The book is Private Army, by Lieutenant-Colonel Vladimir Peniakoff, DSO, MC, a.k.a. “Popski,” published 1950. The man was a very British Russian Jew, from Belgium, quietly making his fortune from sugar refining in Egypt when War came along. The unit he assembled — a “demolition squadron” or raiding party — was called the “PPA” (for “Popski’s Private Army”). The whole merry story of their works, chasing Rommel across North Africa, hitting his fuel dumps and so forth; then finding further German weaknesses in a sprint up the spine of Italy — can probably be found on the Internet somewhere. Details, details, for another day. But for today, they are the first three paragraphs of this delicious memoir that I would call to gentle reader’s attention:
“This is the story of what happened to me in my middle age between the beginning of 1940 and the end of 1945. Up to the times I am writing about I had found little contentment, and I believe that my contemporaries had the same sterile experience; but during these five years every moment was consciously happy. …

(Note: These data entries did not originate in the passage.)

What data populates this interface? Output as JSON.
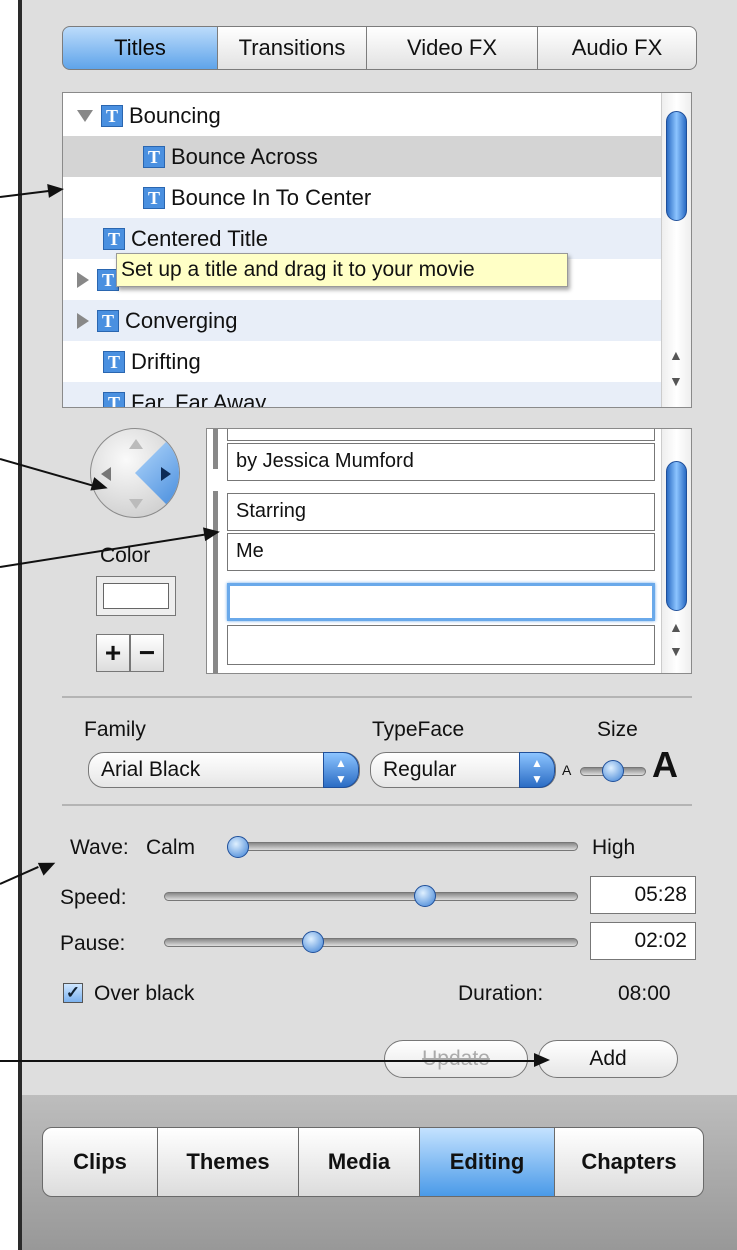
{
  "tabs_top": [
    "Titles",
    "Transitions",
    "Video FX",
    "Audio FX"
  ],
  "title_list": [
    {
      "label": "Bouncing",
      "indent": 0,
      "expander": "expanded"
    },
    {
      "label": "Bounce Across",
      "indent": 1,
      "expander": "none",
      "selected": true
    },
    {
      "label": "Bounce In To Center",
      "indent": 1,
      "expander": "none"
    },
    {
      "label": "Centered Title",
      "indent": 0,
      "expander": "none"
    },
    {
      "label": "",
      "indent": 0,
      "expander": "collapsed"
    },
    {
      "label": "Converging",
      "indent": 0,
      "expander": "collapsed"
    },
    {
      "label": "Drifting",
      "indent": 0,
      "expander": "none"
    },
    {
      "label": "Far, Far Away",
      "indent": 0,
      "expander": "none"
    }
  ],
  "tooltip": "Set up a title and drag it to your movie",
  "text_lines": [
    "by Jessica Mumford",
    "Starring",
    "Me",
    ""
  ],
  "color_label": "Color",
  "plus_label": "+",
  "minus_label": "−",
  "font": {
    "family_label": "Family",
    "family_value": "Arial Black",
    "typeface_label": "TypeFace",
    "typeface_value": "Regular",
    "size_label": "Size",
    "size_small": "A",
    "size_large": "A",
    "size_level": 0.5
  },
  "wave": {
    "label": "Wave:",
    "min_label": "Calm",
    "max_label": "High",
    "level": 0.0
  },
  "speed": {
    "label": "Speed:",
    "value": "05:28",
    "level": 0.63
  },
  "pause": {
    "label": "Pause:",
    "value": "02:02",
    "level": 0.36
  },
  "over_black": {
    "label": "Over black",
    "checked": true
  },
  "duration": {
    "label": "Duration:",
    "value": "08:00"
  },
  "buttons": {
    "update": "Update",
    "add": "Add"
  },
  "tabs_bottom": [
    "Clips",
    "Themes",
    "Media",
    "Editing",
    "Chapters"
  ],
  "colors": {
    "accent": "#4a9ae8",
    "tooltip_bg": "#ffffc6"
  }
}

“My tale is of war and hard work and enterprises, sometimes stirring but more often ludicrous; of sudden reversals of fortune; of people in high places who were not ruled by convention and others who were; of lowly men from foreign nations whose devotion to our cause exceeded our own; of bloodshed and violence, but more of cunning and deceit and high spirits and the pleasant cudgelling of brains and then again more hard work; above all of friendship.

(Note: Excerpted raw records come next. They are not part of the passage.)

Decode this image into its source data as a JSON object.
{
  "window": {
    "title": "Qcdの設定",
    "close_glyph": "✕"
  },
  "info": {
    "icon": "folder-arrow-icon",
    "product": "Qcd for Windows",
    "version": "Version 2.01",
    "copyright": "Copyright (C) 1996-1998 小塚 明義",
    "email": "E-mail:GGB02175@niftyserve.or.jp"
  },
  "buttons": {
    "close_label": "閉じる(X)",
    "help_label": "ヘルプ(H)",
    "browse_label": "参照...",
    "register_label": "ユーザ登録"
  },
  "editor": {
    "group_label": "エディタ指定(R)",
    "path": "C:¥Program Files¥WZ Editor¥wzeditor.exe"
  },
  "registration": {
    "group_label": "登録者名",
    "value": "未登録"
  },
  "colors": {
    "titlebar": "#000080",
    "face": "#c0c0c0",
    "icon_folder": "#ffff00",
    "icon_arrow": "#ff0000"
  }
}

“Only to the fools among the men of my generation will the realization come as a surprise that we liked war.”
The rest is of a piece, and Popski’s joyful outlook is everywhere apparent. On losing a few jeeps, for instance, despite a pang for all the work that had gone into bringing them to peak performance, he is perfectly blithe. “War is wasteful,” he explains to his companions. “We’ll get more.” …

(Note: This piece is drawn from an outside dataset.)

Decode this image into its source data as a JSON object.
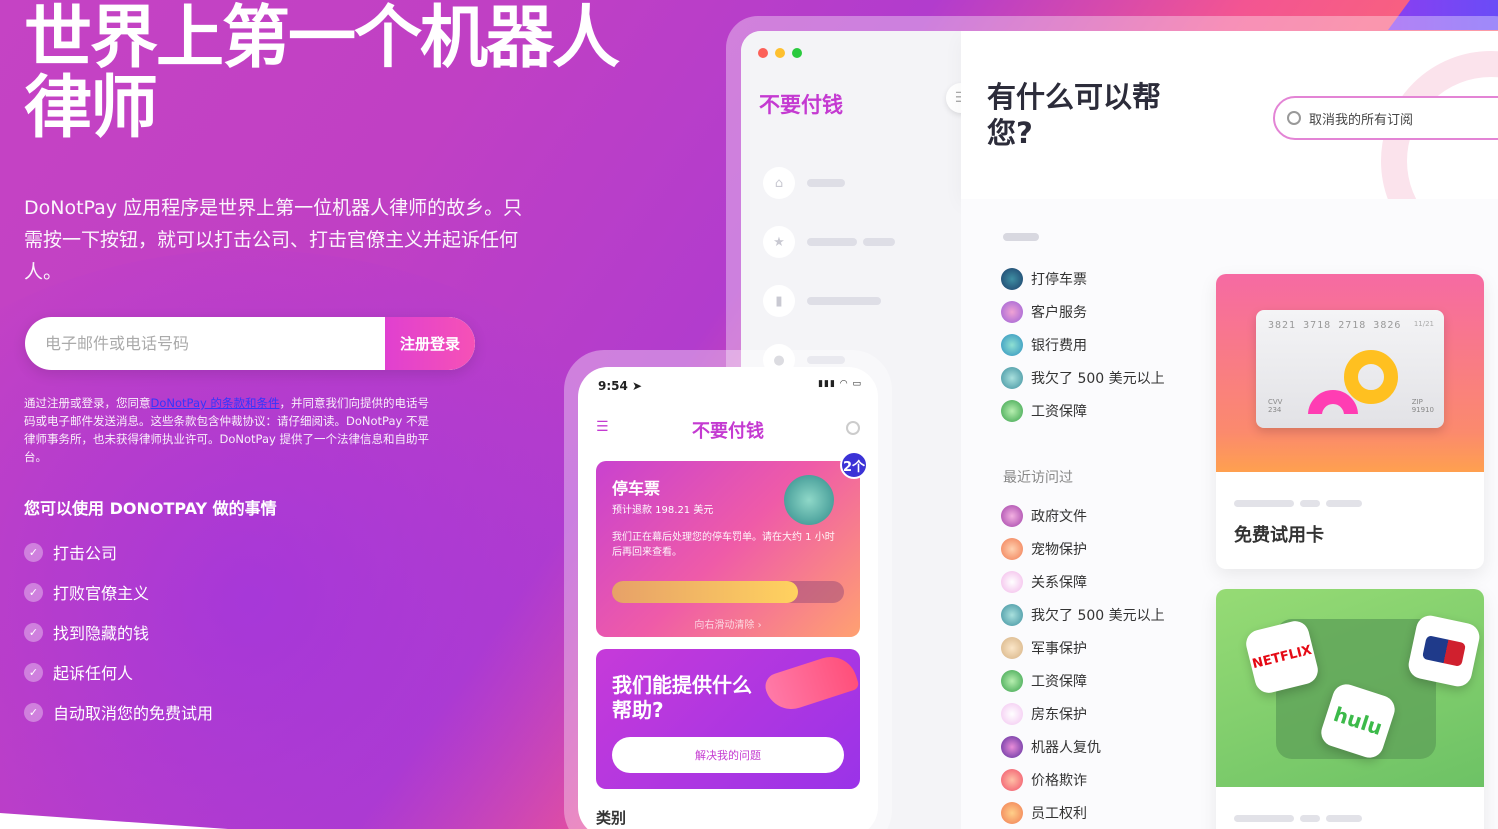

On the loss of a good friend, and very successful bomb disposal artist (until one unlucky moment), he is philosophical. A terrible loss, to be sure, but the man was at least having a good time.
Canadians are lucky not to have me as their Generalissimo, perhaps, but had I the command of any armed force I’d want happy soldiers, and give them more latitude for war as sport. How often, thanks to increased dependence on technology, the whole experience has lapsed into grimness. From my own father, grandfather, and other veterans, I was already acquainted with the Joy of War, and had glimpses of it in Vietnam and elsewhere. The big marching army is a tedious affair, to say nothing of wasteful. The fun is to be had in special forces.
(Verily, that was my “critique” of Vietnam: “Why aren’t you guys fighting this like the British in Malaya and Borneo? You’ve got a perfectly good jungle out there, full of Commies. Why are you piling up accountants in Saigon?”)
For war is inevitable, and has always been, and there will always be wars. Even in the blessed Middle Ages, there were plenty: though for the most part small when internecine, and well regulated by Christian tradition. As Popski himself observed, the best sort of war can be fought without too much bothering civilians. That is what made the North African campaign especially attractive. I applaud fighting in deserts whenever possible, or in jungles, or on mountain glaciers such as those in Kashmir, or remote underpopulated islands such as the Falklands. Clausewitz to the contrary, it has never seemed right to slaughter non-combatants, and “Total War” always leaves me cold. It is among the reasons I dislike democracy.
But “no wars at all” would be too few. We should eschew fanaticism, and instead focus on making the wars we fight more enjoyable for everyone involved. I’m for more enterprise, and less bureaucracy; for “privatizing” armies on Popski principles, wherever we can; for making everything more voluntary. None of that puritanical “make love, not war” of my sad, embittered hippie generation. Why choose, when we can do both?